At the far end of Skaftö
The little gem of Grundsund is on the westernmost point of Skaftö, which lies in middle of Bohuslän between Orust and Lysekil. It takes around 45 minutes to get to Grundsund from Uddevalla, and you can’t get much closer to the sea than this. The long, narrow village is divided by a canal which separates Skaftö from the small island of Ösö. Along the canal are picturesque boathouses and piers from different times in history. You can buy fresh fish, shrimps and crabs directly from the commercial fishing boats when they dock. There is a beautiful view of the harbour canal from the bridge to Ösö and from the nearby church. A new sea-front promenade has been constructed by the eastern quay; it’s a long pier to Skäddhålan which then continues to connect with a footpath to Vigerna.

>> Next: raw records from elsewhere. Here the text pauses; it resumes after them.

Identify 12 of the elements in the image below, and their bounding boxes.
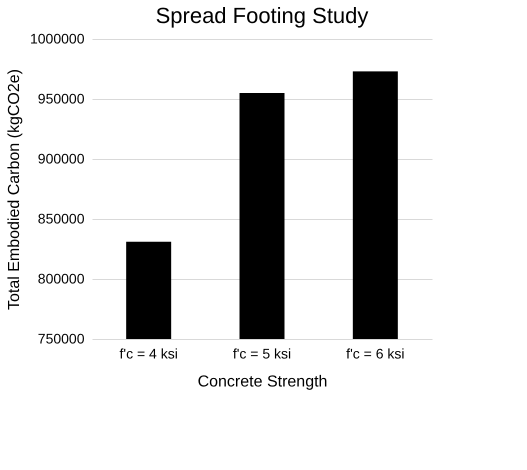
y-tick-label: 750000: [38, 330, 85, 346]
x-tick-label: f'c = 5 ksi: [232, 346, 292, 362]
chart-title: Spread Footing Study: [156, 3, 368, 28]
y-axis-title: Total Embodied Carbon (kgCO2e): [6, 68, 23, 310]
y-tick-label: 900000: [38, 150, 85, 166]
y-tick-label: 1000000: [30, 30, 85, 46]
x-tick-label: f'c = 6 ksi: [346, 346, 404, 362]
y-tick-label: 800000: [38, 270, 85, 286]
y-tick-label: 950000: [38, 90, 85, 106]
y-tick-label: 850000: [38, 210, 85, 226]
x-axis-title: Concrete Strength: [198, 374, 328, 390]
x-tick-label: f'c = 4 ksi: [120, 346, 178, 362]
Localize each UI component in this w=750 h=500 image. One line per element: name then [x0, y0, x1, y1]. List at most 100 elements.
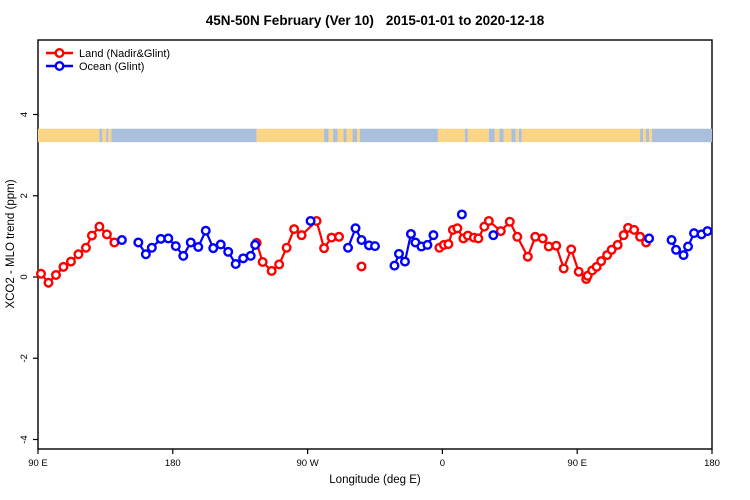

Photographer: Margareta Anderberg
The TV series Saltön
Most of the very popular TV series Saltön has been filmed on Skaftö, mainly in Grundsund. The series is based on the books written by Viveca Lärn, and with more than a million viewers they really put Grundsund on the map. Loyal viewers of the series easily recognize the locations in this picturesque coastal village, with its beautiful houses and piers washed by the sea.
Important historic fishing community
The history of Grundsund is largely characterised by the heydays of the fishing industry. The village was a significant fishing base and shipping community for a long period of time. The peak of the herring era in the 18th century contributed to the development of the village, and when other similar fishing communities changed into seaside resorts for the wealthy classes during the end of the nineteenth century, Grundsund essentially remained a fishing port.
The canal that divides the village into two parts, east and west, was dug out during the first world war to allow fishing boats and small cargo boats to pass more easily and make a larger, more protected harbour. Fishing is still an important industry here, but visitors also come to swim, eat good food and discover the archipelago on foot or by bicycle, kayak or boat.